Abortion Rates Spike With Over 56 Million Babies Aborted Worldwide in Just 4 Years, Study Finds
'Contraceptive-Friendly Western Europe Saw Its Abortion Rate Rise 35 Percent,' Says Professor
A new global study shows that abortion rates declined significantly in the developed world but remained largely unchanged in developing regions over the past 25 years. Are these findings a verdict against pro-life laws? Media are wrongly suggesting so, says a scholar.
A new study by the pro-abortion Guttmacher Institute and the World Health Organization found that between 1990 and 2014, the overall number of abortions per 1,000 women of childbearing age — 15–44 years old — in developed countries dropped from 46 to 27, while in developing countries, it changed little, from 39 to 37, "a nonsignificant difference."
Published by the U.K. medical journal The Lancet, the study also found that although the global abortion rate declined slightly during the 25-year period studied, the absolute number of abortions per year increased — from 50.4 million in 1990–1994 to 56.3 million in 2010–2014 — reportedly as a result of population growth.
The authors of the study point out that the percentage of pregnancies ending in abortion dropped in developed regions, from 39 percent in 1990–1994 to 28 percent in 2010–2014. But it changed very little in developing countries — from 21 percent to 24 percent over the same time span. However, the proportion increased in Latin America and the Caribbean from 23 percent to 32 percent, in South and Central Asia from 17 percent to 25 percent, and in Southern Africa from 17 percent to 24 percent.

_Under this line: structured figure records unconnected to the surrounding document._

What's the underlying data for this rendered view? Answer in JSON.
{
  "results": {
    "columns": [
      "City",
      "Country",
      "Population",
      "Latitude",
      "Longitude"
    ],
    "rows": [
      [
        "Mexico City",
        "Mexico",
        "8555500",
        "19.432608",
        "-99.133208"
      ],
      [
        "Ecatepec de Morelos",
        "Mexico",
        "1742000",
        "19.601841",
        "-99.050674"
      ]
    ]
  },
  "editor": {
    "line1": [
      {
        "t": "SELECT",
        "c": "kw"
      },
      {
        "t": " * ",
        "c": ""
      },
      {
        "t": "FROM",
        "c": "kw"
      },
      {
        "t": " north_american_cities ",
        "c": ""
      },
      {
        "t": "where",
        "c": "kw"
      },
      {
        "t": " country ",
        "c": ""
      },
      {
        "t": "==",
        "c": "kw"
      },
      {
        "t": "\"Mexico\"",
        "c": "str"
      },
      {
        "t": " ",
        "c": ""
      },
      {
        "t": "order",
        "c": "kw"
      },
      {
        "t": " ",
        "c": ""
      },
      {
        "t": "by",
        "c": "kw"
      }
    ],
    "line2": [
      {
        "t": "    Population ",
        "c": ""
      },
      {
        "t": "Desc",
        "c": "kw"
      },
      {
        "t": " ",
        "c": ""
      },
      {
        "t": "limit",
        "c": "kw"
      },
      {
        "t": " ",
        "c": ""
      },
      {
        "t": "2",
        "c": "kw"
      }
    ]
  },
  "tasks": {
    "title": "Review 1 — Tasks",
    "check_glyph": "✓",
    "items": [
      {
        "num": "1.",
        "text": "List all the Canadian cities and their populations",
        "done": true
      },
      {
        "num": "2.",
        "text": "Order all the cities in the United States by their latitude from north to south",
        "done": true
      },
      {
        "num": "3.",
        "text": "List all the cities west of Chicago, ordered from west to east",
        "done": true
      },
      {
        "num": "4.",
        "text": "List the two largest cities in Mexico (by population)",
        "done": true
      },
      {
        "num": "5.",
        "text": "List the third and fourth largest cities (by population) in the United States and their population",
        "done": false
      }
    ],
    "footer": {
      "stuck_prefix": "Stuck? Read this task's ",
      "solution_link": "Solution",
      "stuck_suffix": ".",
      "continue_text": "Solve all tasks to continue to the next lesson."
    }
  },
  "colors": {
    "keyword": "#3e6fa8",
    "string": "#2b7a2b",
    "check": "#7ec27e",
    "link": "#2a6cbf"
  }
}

"These trends suggest that women and couples in the developed world have become more successful at avoiding unintended pregnancies — the cause of most abortions — over the last two decades," concluded Dr. Gilda Sedgh, lead author of the study and a principal research scientist at Guttmacher. "High abortion rates are directly correlated to high levels of unmet contraceptive need. Our findings indicate that in many developing regions, women lack the contraceptive services they need and are unable to prevent pregnancies they do not want to have."

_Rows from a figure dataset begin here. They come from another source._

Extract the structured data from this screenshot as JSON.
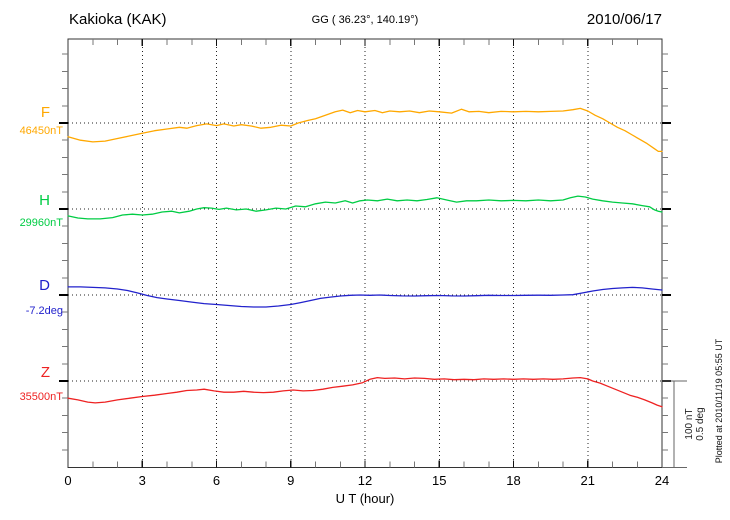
{
  "header": {
    "title": "Kakioka (KAK)",
    "coordinates": "GG ( 36.23°, 140.19°)",
    "date": "2010/06/17"
  },
  "xaxis": {
    "label": "U T (hour)",
    "tick_labels": [
      "0",
      "3",
      "6",
      "9",
      "12",
      "15",
      "18",
      "21",
      "24"
    ]
  },
  "scale_bar": {
    "nt_label": "100 nT",
    "deg_label": "0.5 deg"
  },
  "footer_note": "Plotted at 2010/11/19 05:55 UT",
  "chart_data": {
    "type": "line",
    "title": "Kakioka (KAK) magnetogram 2010/06/17",
    "xlabel": "U T (hour)",
    "x_range_hours": [
      0,
      24
    ],
    "x_tick_step_hours": 3,
    "grid": "dotted vertical gridlines every 3 h; dotted horizontal baseline for each trace",
    "scale": {
      "nT_per_division": 20,
      "bar_nT": 100,
      "bar_deg": 0.5
    },
    "series": [
      {
        "name": "F",
        "baseline_label": "46450nT",
        "unit": "nT",
        "color": "#FFA800",
        "points": [
          [
            0,
            -16
          ],
          [
            0.5,
            -20
          ],
          [
            1,
            -22
          ],
          [
            1.5,
            -21
          ],
          [
            2,
            -18
          ],
          [
            2.5,
            -15
          ],
          [
            3,
            -12
          ],
          [
            3.5,
            -9
          ],
          [
            4,
            -7
          ],
          [
            4.5,
            -5
          ],
          [
            4.8,
            -6
          ],
          [
            5.2,
            -3
          ],
          [
            5.6,
            -1
          ],
          [
            6,
            -3
          ],
          [
            6.3,
            -1
          ],
          [
            6.7,
            -3.5
          ],
          [
            7,
            -2
          ],
          [
            7.4,
            -3.5
          ],
          [
            7.8,
            -6
          ],
          [
            8.2,
            -5
          ],
          [
            8.6,
            -2.5
          ],
          [
            9,
            -3.5
          ],
          [
            9.3,
            0
          ],
          [
            9.7,
            3
          ],
          [
            10,
            5
          ],
          [
            10.4,
            9
          ],
          [
            10.8,
            13
          ],
          [
            11.1,
            15
          ],
          [
            11.4,
            12
          ],
          [
            11.7,
            14.5
          ],
          [
            12,
            13
          ],
          [
            12.4,
            14.5
          ],
          [
            12.7,
            12
          ],
          [
            13,
            14
          ],
          [
            13.4,
            13
          ],
          [
            13.8,
            14
          ],
          [
            14.2,
            12
          ],
          [
            14.6,
            14
          ],
          [
            15,
            13
          ],
          [
            15.5,
            11.5
          ],
          [
            15.9,
            16
          ],
          [
            16.2,
            13
          ],
          [
            16.6,
            13.5
          ],
          [
            17,
            12
          ],
          [
            17.5,
            13.5
          ],
          [
            18,
            13
          ],
          [
            18.5,
            13.5
          ],
          [
            19,
            13
          ],
          [
            19.5,
            13.5
          ],
          [
            20,
            14
          ],
          [
            20.4,
            15.5
          ],
          [
            20.7,
            17
          ],
          [
            21,
            14
          ],
          [
            21.3,
            9
          ],
          [
            21.6,
            5
          ],
          [
            21.9,
            0
          ],
          [
            22.2,
            -5
          ],
          [
            22.5,
            -9
          ],
          [
            22.8,
            -14
          ],
          [
            23.1,
            -19
          ],
          [
            23.4,
            -24
          ],
          [
            23.7,
            -30
          ],
          [
            23.85,
            -33
          ],
          [
            24,
            -33
          ]
        ]
      },
      {
        "name": "H",
        "baseline_label": "29960nT",
        "unit": "nT",
        "color": "#00CC44",
        "points": [
          [
            0,
            -8
          ],
          [
            0.4,
            -10.5
          ],
          [
            0.8,
            -11.5
          ],
          [
            1.3,
            -11.5
          ],
          [
            1.8,
            -10
          ],
          [
            2.2,
            -7
          ],
          [
            2.6,
            -6
          ],
          [
            3,
            -7
          ],
          [
            3.4,
            -6
          ],
          [
            3.8,
            -3.5
          ],
          [
            4.2,
            -2.5
          ],
          [
            4.5,
            -4.5
          ],
          [
            4.9,
            -2.5
          ],
          [
            5.2,
            0
          ],
          [
            5.5,
            1.5
          ],
          [
            5.8,
            1
          ],
          [
            6.1,
            -0.5
          ],
          [
            6.4,
            1
          ],
          [
            6.8,
            -1
          ],
          [
            7.2,
            0
          ],
          [
            7.6,
            -2.5
          ],
          [
            8,
            -1
          ],
          [
            8.4,
            1
          ],
          [
            8.8,
            0
          ],
          [
            9.2,
            3.5
          ],
          [
            9.6,
            2.5
          ],
          [
            10,
            6
          ],
          [
            10.4,
            8
          ],
          [
            10.8,
            7
          ],
          [
            11.2,
            9.5
          ],
          [
            11.5,
            7
          ],
          [
            11.8,
            9.5
          ],
          [
            12.1,
            10.5
          ],
          [
            12.5,
            9.5
          ],
          [
            12.9,
            11.5
          ],
          [
            13.3,
            9.5
          ],
          [
            13.7,
            10.5
          ],
          [
            14.1,
            9.5
          ],
          [
            14.5,
            11
          ],
          [
            14.9,
            13
          ],
          [
            15.3,
            10.5
          ],
          [
            15.7,
            8
          ],
          [
            16.1,
            9.5
          ],
          [
            16.5,
            9.5
          ],
          [
            17,
            10.5
          ],
          [
            17.5,
            9.5
          ],
          [
            18,
            10
          ],
          [
            18.5,
            9.5
          ],
          [
            19,
            10.5
          ],
          [
            19.5,
            9.5
          ],
          [
            20,
            10.5
          ],
          [
            20.3,
            13
          ],
          [
            20.6,
            15
          ],
          [
            20.9,
            14
          ],
          [
            21.2,
            11.5
          ],
          [
            21.6,
            9.5
          ],
          [
            22,
            8
          ],
          [
            22.4,
            7
          ],
          [
            22.8,
            6
          ],
          [
            23.2,
            4
          ],
          [
            23.5,
            2.5
          ],
          [
            23.7,
            -1
          ],
          [
            23.85,
            -2.5
          ],
          [
            24,
            -3.5
          ]
        ]
      },
      {
        "name": "D",
        "baseline_label": "-7.2deg",
        "unit": "deg",
        "color": "#2222CC",
        "points": [
          [
            0,
            0.047
          ],
          [
            0.5,
            0.047
          ],
          [
            1,
            0.044
          ],
          [
            1.5,
            0.041
          ],
          [
            2,
            0.035
          ],
          [
            2.4,
            0.026
          ],
          [
            2.8,
            0.012
          ],
          [
            3.2,
            -0.003
          ],
          [
            3.6,
            -0.015
          ],
          [
            4,
            -0.023
          ],
          [
            4.5,
            -0.032
          ],
          [
            5,
            -0.041
          ],
          [
            5.5,
            -0.05
          ],
          [
            6,
            -0.055
          ],
          [
            6.5,
            -0.061
          ],
          [
            7,
            -0.067
          ],
          [
            7.5,
            -0.07
          ],
          [
            8,
            -0.07
          ],
          [
            8.5,
            -0.064
          ],
          [
            9,
            -0.055
          ],
          [
            9.4,
            -0.044
          ],
          [
            9.8,
            -0.032
          ],
          [
            10.2,
            -0.02
          ],
          [
            10.6,
            -0.012
          ],
          [
            11,
            -0.006
          ],
          [
            11.4,
            -0.002
          ],
          [
            11.8,
            0
          ],
          [
            12.2,
            -0.002
          ],
          [
            12.6,
            0
          ],
          [
            13,
            -0.003
          ],
          [
            13.5,
            -0.005
          ],
          [
            14,
            -0.006
          ],
          [
            14.5,
            -0.004
          ],
          [
            15,
            -0.003
          ],
          [
            15.5,
            -0.005
          ],
          [
            16,
            -0.006
          ],
          [
            16.5,
            -0.004
          ],
          [
            17,
            -0.002
          ],
          [
            17.5,
            -0.003
          ],
          [
            18,
            -0.003
          ],
          [
            18.5,
            -0.002
          ],
          [
            19,
            -0.001
          ],
          [
            19.5,
            -0.002
          ],
          [
            20,
            0
          ],
          [
            20.4,
            0.002
          ],
          [
            20.8,
            0.012
          ],
          [
            21.2,
            0.023
          ],
          [
            21.6,
            0.032
          ],
          [
            22,
            0.038
          ],
          [
            22.4,
            0.041
          ],
          [
            22.8,
            0.044
          ],
          [
            23.2,
            0.041
          ],
          [
            23.6,
            0.035
          ],
          [
            24,
            0.029
          ]
        ]
      },
      {
        "name": "Z",
        "baseline_label": "35500nT",
        "unit": "nT",
        "color": "#EE2222",
        "points": [
          [
            0,
            -20
          ],
          [
            0.4,
            -22
          ],
          [
            0.8,
            -24.5
          ],
          [
            1.1,
            -25.5
          ],
          [
            1.5,
            -24.5
          ],
          [
            2,
            -22
          ],
          [
            2.5,
            -20
          ],
          [
            3,
            -18
          ],
          [
            3.5,
            -16.5
          ],
          [
            4,
            -14.5
          ],
          [
            4.4,
            -13
          ],
          [
            4.8,
            -11
          ],
          [
            5.2,
            -10.5
          ],
          [
            5.5,
            -9.5
          ],
          [
            5.9,
            -11.5
          ],
          [
            6.3,
            -13
          ],
          [
            6.7,
            -13
          ],
          [
            7.1,
            -12
          ],
          [
            7.5,
            -13
          ],
          [
            7.9,
            -13.5
          ],
          [
            8.3,
            -13
          ],
          [
            8.7,
            -11.5
          ],
          [
            9.1,
            -10.5
          ],
          [
            9.5,
            -11.5
          ],
          [
            9.9,
            -11
          ],
          [
            10.3,
            -9.5
          ],
          [
            10.7,
            -7.5
          ],
          [
            11.1,
            -6
          ],
          [
            11.5,
            -4.5
          ],
          [
            11.9,
            -2
          ],
          [
            12.2,
            2
          ],
          [
            12.5,
            4
          ],
          [
            12.8,
            3
          ],
          [
            13.2,
            3.5
          ],
          [
            13.6,
            2.5
          ],
          [
            14,
            3.5
          ],
          [
            14.4,
            3
          ],
          [
            14.8,
            2
          ],
          [
            15.2,
            2.5
          ],
          [
            15.6,
            1.5
          ],
          [
            16,
            2
          ],
          [
            16.4,
            1.5
          ],
          [
            16.8,
            2.5
          ],
          [
            17.2,
            2
          ],
          [
            17.6,
            2.5
          ],
          [
            18,
            2
          ],
          [
            18.4,
            2.5
          ],
          [
            18.8,
            2
          ],
          [
            19.2,
            2.5
          ],
          [
            19.6,
            2
          ],
          [
            20,
            2.5
          ],
          [
            20.4,
            3.5
          ],
          [
            20.7,
            4
          ],
          [
            21,
            2.5
          ],
          [
            21.2,
            0
          ],
          [
            21.5,
            -2.5
          ],
          [
            21.8,
            -6
          ],
          [
            22.1,
            -9.5
          ],
          [
            22.4,
            -13
          ],
          [
            22.7,
            -16.5
          ],
          [
            23,
            -19
          ],
          [
            23.3,
            -22
          ],
          [
            23.6,
            -25.5
          ],
          [
            23.8,
            -28
          ],
          [
            24,
            -30
          ]
        ]
      }
    ]
  }
}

Media are joining in to say that the results of the study show no significant difference in the abortion rate where abortion is illegal and where it is not.
In countries that ban abortion except to save a woman's life, the abortion rate between 2010 and 2014 sat at 37 per 1,000 women of childbearing age, points out an article in The Washington Post, adding that in parts of the world where abortion is legal, the abortion rate was just slightly lower, at 34 per 1,000.
However, Michael J. New, a visiting associate professor of economics at Ave Maria University, refutes such interpretations of the findings, saying that most countries that restrict abortion are in Africa, South America, and the Middle East and have much higher poverty rates and a higher incidence of other social pathologies that might increase the demand for abortion. "Media routinely fail to acknowledge this," he writes in an op-ed in National Review.
New, an associate scholar at the Charlotte Lozier Institute, quotes a study which appeared in The Journal of Law and Economics in 2004. "The authors, economists Phillip B. Levine and Douglas Staiger, analyzed how changes in abortion policies in post-Communist Eastern Europe affected abortion rates. Levine and Staiger concluded that modest restrictions on abortion reduced abortion about 25 percent."
During the past 20 years, New adds, there have been a number of well-funded efforts to distribute contraceptives in developing countries. Besides, he further points out, developed countries show considerable variation in abortion trends. "In fact, between 1990 and 2014, contraceptive-friendly Western Europe actually saw its abortion rate rise 35 percent, the largest increase for any region analyzed in the Lancet study."
Moreover, New argues, the study shows that while abortion rates are significantly lower among married women than among single women in North America and Oceania, they are significantly higher for married women in Europe, Latin America and Asia. "Countries on these latter three continents, may have policies that discourage and, in extreme cases such as China, even prohibit childbearing among some married women."